There is a quite popular myth which time and again gets propagated on the web – namely, that answers and solutions simply emerge from data all by themselves. This is very cute and also enticing to people who have little understanding about how science works, so there is no dearth of such novice pseudo-scientists who are willing to support the concept.

Nonetheless: It is complete hogwash.

That said, this week I posed a question to my so-called followers on a so-called social media website what they believe of the notion of „learning by doing“. It was mostly a hunch that motivated me to pose this question, but now I think I have been able to figure out some of my thinking behind it – and it seems to be somehow related to the above-mentioned concept of emergence.

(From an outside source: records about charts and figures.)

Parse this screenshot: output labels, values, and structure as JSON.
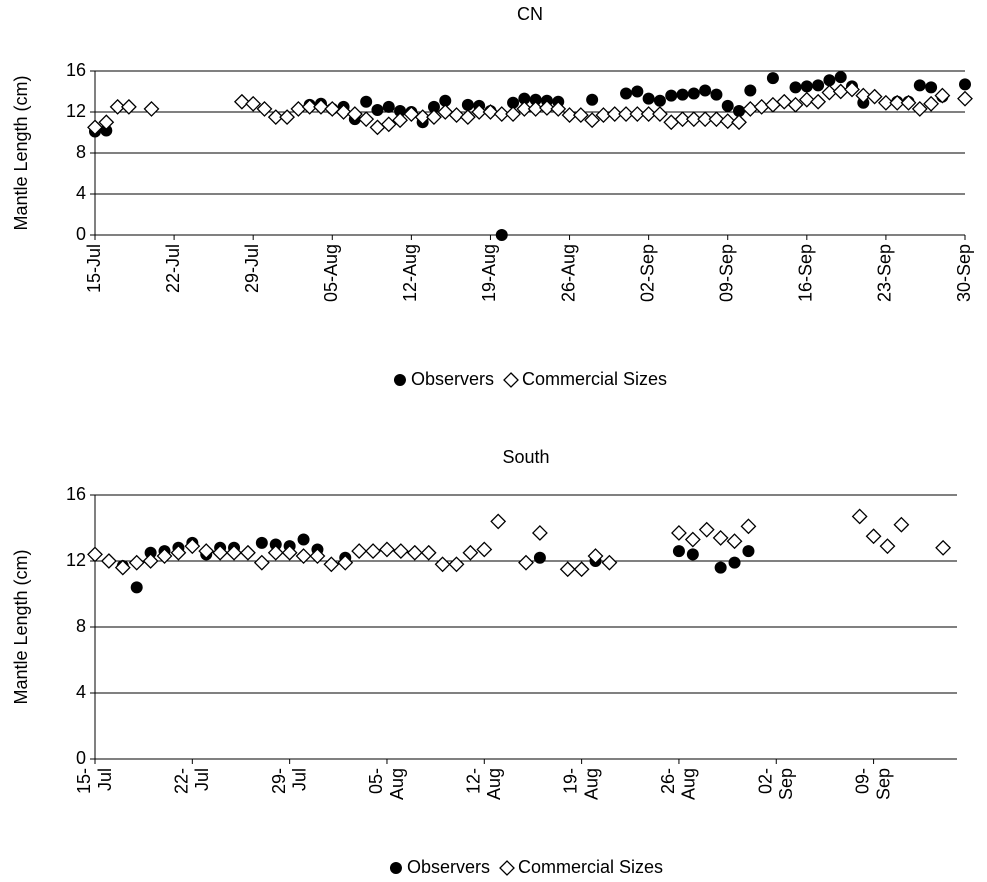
{
  "chart_data": [
    {
      "type": "scatter",
      "title": "CN",
      "y_label": "Mantle Length (cm)",
      "xlim": [
        "15-Jul",
        "30-Sep"
      ],
      "xticks": [
        "15-Jul",
        "22-Jul",
        "29-Jul",
        "05-Aug",
        "12-Aug",
        "19-Aug",
        "26-Aug",
        "02-Sep",
        "09-Sep",
        "16-Sep",
        "23-Sep",
        "30-Sep"
      ],
      "ylim": [
        0,
        16
      ],
      "yticks": [
        0,
        4,
        8,
        12,
        16
      ],
      "grid": true,
      "series": [
        {
          "name": "Observers",
          "color": "#000000",
          "marker": "circle",
          "x": [
            "15-Jul",
            "16-Jul",
            "03-Aug",
            "04-Aug",
            "05-Aug",
            "06-Aug",
            "07-Aug",
            "08-Aug",
            "09-Aug",
            "10-Aug",
            "11-Aug",
            "12-Aug",
            "13-Aug",
            "14-Aug",
            "15-Aug",
            "17-Aug",
            "18-Aug",
            "19-Aug",
            "20-Aug",
            "21-Aug",
            "22-Aug",
            "23-Aug",
            "24-Aug",
            "25-Aug",
            "28-Aug",
            "31-Aug",
            "01-Sep",
            "02-Sep",
            "03-Sep",
            "04-Sep",
            "05-Sep",
            "06-Sep",
            "07-Sep",
            "08-Sep",
            "09-Sep",
            "10-Sep",
            "11-Sep",
            "13-Sep",
            "15-Sep",
            "16-Sep",
            "17-Sep",
            "18-Sep",
            "19-Sep",
            "20-Sep",
            "21-Sep",
            "24-Sep",
            "25-Sep",
            "26-Sep",
            "27-Sep",
            "28-Sep",
            "30-Sep"
          ],
          "values": [
            10.1,
            10.2,
            12.7,
            12.8,
            12.3,
            12.5,
            11.3,
            13,
            12.2,
            12.5,
            12.1,
            12,
            11,
            12.5,
            13.1,
            12.7,
            12.6,
            12.1,
            0,
            12.9,
            13.3,
            13.2,
            13.1,
            13,
            13.2,
            13.8,
            14,
            13.3,
            13.1,
            13.6,
            13.7,
            13.8,
            14.1,
            13.7,
            12.6,
            12.1,
            14.1,
            15.3,
            14.4,
            14.5,
            14.6,
            15.1,
            15.4,
            14.5,
            12.9,
            13,
            13,
            14.6,
            14.4,
            13.5,
            14.7
          ]
        },
        {
          "name": "Commercial Sizes",
          "color": "#000000",
          "marker": "diamond",
          "x": [
            "15-Jul",
            "16-Jul",
            "17-Jul",
            "18-Jul",
            "20-Jul",
            "28-Jul",
            "29-Jul",
            "30-Jul",
            "31-Jul",
            "01-Aug",
            "02-Aug",
            "03-Aug",
            "04-Aug",
            "05-Aug",
            "06-Aug",
            "07-Aug",
            "08-Aug",
            "09-Aug",
            "10-Aug",
            "11-Aug",
            "12-Aug",
            "13-Aug",
            "14-Aug",
            "15-Aug",
            "16-Aug",
            "17-Aug",
            "18-Aug",
            "19-Aug",
            "20-Aug",
            "21-Aug",
            "22-Aug",
            "23-Aug",
            "24-Aug",
            "25-Aug",
            "26-Aug",
            "27-Aug",
            "28-Aug",
            "29-Aug",
            "30-Aug",
            "31-Aug",
            "01-Sep",
            "02-Sep",
            "03-Sep",
            "04-Sep",
            "05-Sep",
            "06-Sep",
            "07-Sep",
            "08-Sep",
            "09-Sep",
            "10-Sep",
            "11-Sep",
            "12-Sep",
            "13-Sep",
            "14-Sep",
            "15-Sep",
            "16-Sep",
            "17-Sep",
            "18-Sep",
            "19-Sep",
            "20-Sep",
            "21-Sep",
            "22-Sep",
            "23-Sep",
            "24-Sep",
            "25-Sep",
            "26-Sep",
            "27-Sep",
            "28-Sep",
            "30-Sep"
          ],
          "values": [
            10.5,
            11,
            12.5,
            12.5,
            12.3,
            13,
            12.8,
            12.3,
            11.5,
            11.5,
            12.3,
            12.5,
            12.5,
            12.3,
            12,
            11.8,
            11.3,
            10.5,
            10.8,
            11.2,
            11.8,
            11.5,
            11.5,
            12,
            11.7,
            11.5,
            12,
            12,
            11.8,
            11.8,
            12.3,
            12.3,
            12.4,
            12.3,
            11.7,
            11.7,
            11.2,
            11.7,
            11.8,
            11.8,
            11.8,
            11.8,
            11.8,
            11,
            11.3,
            11.3,
            11.3,
            11.3,
            11.1,
            11,
            12.3,
            12.5,
            12.7,
            13,
            12.7,
            13.2,
            13,
            13.9,
            14,
            14.2,
            13.6,
            13.5,
            12.9,
            12.9,
            12.9,
            12.3,
            12.8,
            13.6,
            13.3
          ]
        }
      ]
    },
    {
      "type": "scatter",
      "title": "South",
      "y_label": "Mantle Length (cm)",
      "xlim": [
        "15-Jul",
        "15-Sep"
      ],
      "xticks": [
        {
          "value": "15-Jul",
          "label": "15- Jul"
        },
        {
          "value": "22-Jul",
          "label": "22- Jul"
        },
        {
          "value": "29-Jul",
          "label": "29- Jul"
        },
        {
          "value": "05-Aug",
          "label": "05- Aug"
        },
        {
          "value": "12-Aug",
          "label": "12- Aug"
        },
        {
          "value": "19-Aug",
          "label": "19- Aug"
        },
        {
          "value": "26-Aug",
          "label": "26- Aug"
        },
        {
          "value": "02-Sep",
          "label": "02- Sep"
        },
        {
          "value": "09-Sep",
          "label": "09- Sep"
        }
      ],
      "ylim": [
        0,
        16
      ],
      "yticks": [
        0,
        4,
        8,
        12,
        16
      ],
      "grid": true,
      "series": [
        {
          "name": "Observers",
          "color": "#000000",
          "marker": "circle",
          "x": [
            "17-Jul",
            "18-Jul",
            "19-Jul",
            "20-Jul",
            "21-Jul",
            "22-Jul",
            "23-Jul",
            "24-Jul",
            "25-Jul",
            "27-Jul",
            "28-Jul",
            "29-Jul",
            "30-Jul",
            "31-Jul",
            "02-Aug",
            "16-Aug",
            "20-Aug",
            "26-Aug",
            "27-Aug",
            "29-Aug",
            "30-Aug",
            "31-Aug"
          ],
          "values": [
            11.7,
            10.4,
            12.5,
            12.6,
            12.8,
            13.1,
            12.4,
            12.8,
            12.8,
            13.1,
            13,
            12.9,
            13.3,
            12.7,
            12.2,
            12.2,
            12,
            12.6,
            12.4,
            11.6,
            11.9,
            12.6
          ]
        },
        {
          "name": "Commercial Sizes",
          "color": "#000000",
          "marker": "diamond",
          "x": [
            "15-Jul",
            "16-Jul",
            "17-Jul",
            "18-Jul",
            "19-Jul",
            "20-Jul",
            "21-Jul",
            "22-Jul",
            "23-Jul",
            "24-Jul",
            "25-Jul",
            "26-Jul",
            "27-Jul",
            "28-Jul",
            "29-Jul",
            "30-Jul",
            "31-Jul",
            "01-Aug",
            "02-Aug",
            "03-Aug",
            "04-Aug",
            "05-Aug",
            "06-Aug",
            "07-Aug",
            "08-Aug",
            "09-Aug",
            "10-Aug",
            "11-Aug",
            "12-Aug",
            "13-Aug",
            "15-Aug",
            "16-Aug",
            "18-Aug",
            "19-Aug",
            "20-Aug",
            "21-Aug",
            "26-Aug",
            "27-Aug",
            "28-Aug",
            "29-Aug",
            "30-Aug",
            "31-Aug",
            "08-Sep",
            "09-Sep",
            "10-Sep",
            "11-Sep",
            "14-Sep"
          ],
          "values": [
            12.4,
            12,
            11.6,
            11.9,
            12,
            12.3,
            12.5,
            12.9,
            12.6,
            12.5,
            12.5,
            12.5,
            11.9,
            12.5,
            12.5,
            12.3,
            12.3,
            11.8,
            11.9,
            12.6,
            12.6,
            12.7,
            12.6,
            12.5,
            12.5,
            11.8,
            11.8,
            12.5,
            12.7,
            14.4,
            11.9,
            13.7,
            11.5,
            11.5,
            12.3,
            11.9,
            13.7,
            13.3,
            13.9,
            13.4,
            13.2,
            14.1,
            14.7,
            13.5,
            12.9,
            14.2,
            12.8
          ]
        }
      ]
    }
  ]
}
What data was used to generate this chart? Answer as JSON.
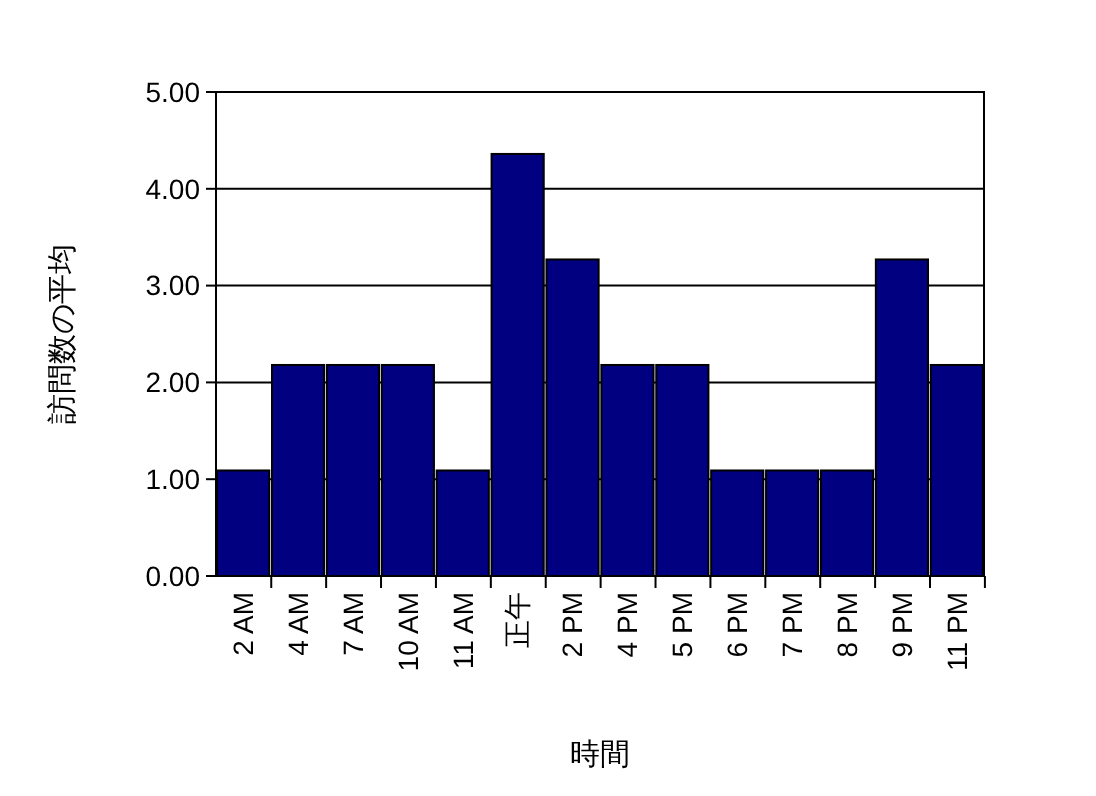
{
  "chart_data": {
    "type": "bar",
    "xlabel": "時間",
    "ylabel": "訪問数の平均",
    "categories": [
      "2 AM",
      "4 AM",
      "7 AM",
      "10 AM",
      "11 AM",
      "正午",
      "2 PM",
      "4 PM",
      "5 PM",
      "6 PM",
      "7 PM",
      "8 PM",
      "9 PM",
      "11 PM"
    ],
    "values": [
      1.09,
      2.18,
      2.18,
      2.18,
      1.09,
      4.36,
      3.27,
      2.18,
      2.18,
      1.09,
      1.09,
      1.09,
      3.27,
      2.18
    ],
    "color": "#000080",
    "ylim": [
      0,
      5
    ],
    "yticks": [
      {
        "value": 0,
        "label": "0.00"
      },
      {
        "value": 1,
        "label": "1.00"
      },
      {
        "value": 2,
        "label": "2.00"
      },
      {
        "value": 3,
        "label": "3.00"
      },
      {
        "value": 4,
        "label": "4.00"
      },
      {
        "value": 5,
        "label": "5.00"
      }
    ],
    "grid": "y"
  }
}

Let me try to sketch out the basic of idea of my thinking at the moment.

One of the basic ideas behind so-called “scientific management” is that the basis of successful management (of tasks, projects, entire companies, etc.) is a reliance on what might be referred to as scientific facts – basically: ideas which have stood the test of time and/or “results” from scientifically designed research.

In my question, in contrast, I asked: “What if the indoctrination of such observations, facts, etc. is expensive?” I compared a “learning by doing” hypothetical example in which 10 people jumped into water, 9 learned how to swim, but one drowned with a situation in which 10 people were taught to swim by an instructor. To clarify my point, I also asked: “What if teaching 10 people to swim is more expensive than feeding 100 starving children?”

In a way, the 9 people who emerged from the water in the hypothetical example learned how to swim by not drowning are an example of something very similar to what advocates of emergence seem to be arguing for: We don’t need science, we can just “wing it” instead.

In my additional remark comparing the price of one drowned person with the cost of a hundred starving children, I wanted to underscore the way the opportunity cost of either method is by no means zero.

What is more: We actually “wing it” every day. Taken to the extreme, it should be readily obvious that the world as we experience it today has never existed before. We can assume it is similar, we can try to “control” for this or that assumed variable, but in the end it essentially boils down to Einstein’s famous remark that “God does not play dice”.

Unfortunately, I still have not found an answer to the question I posed that I am happy with.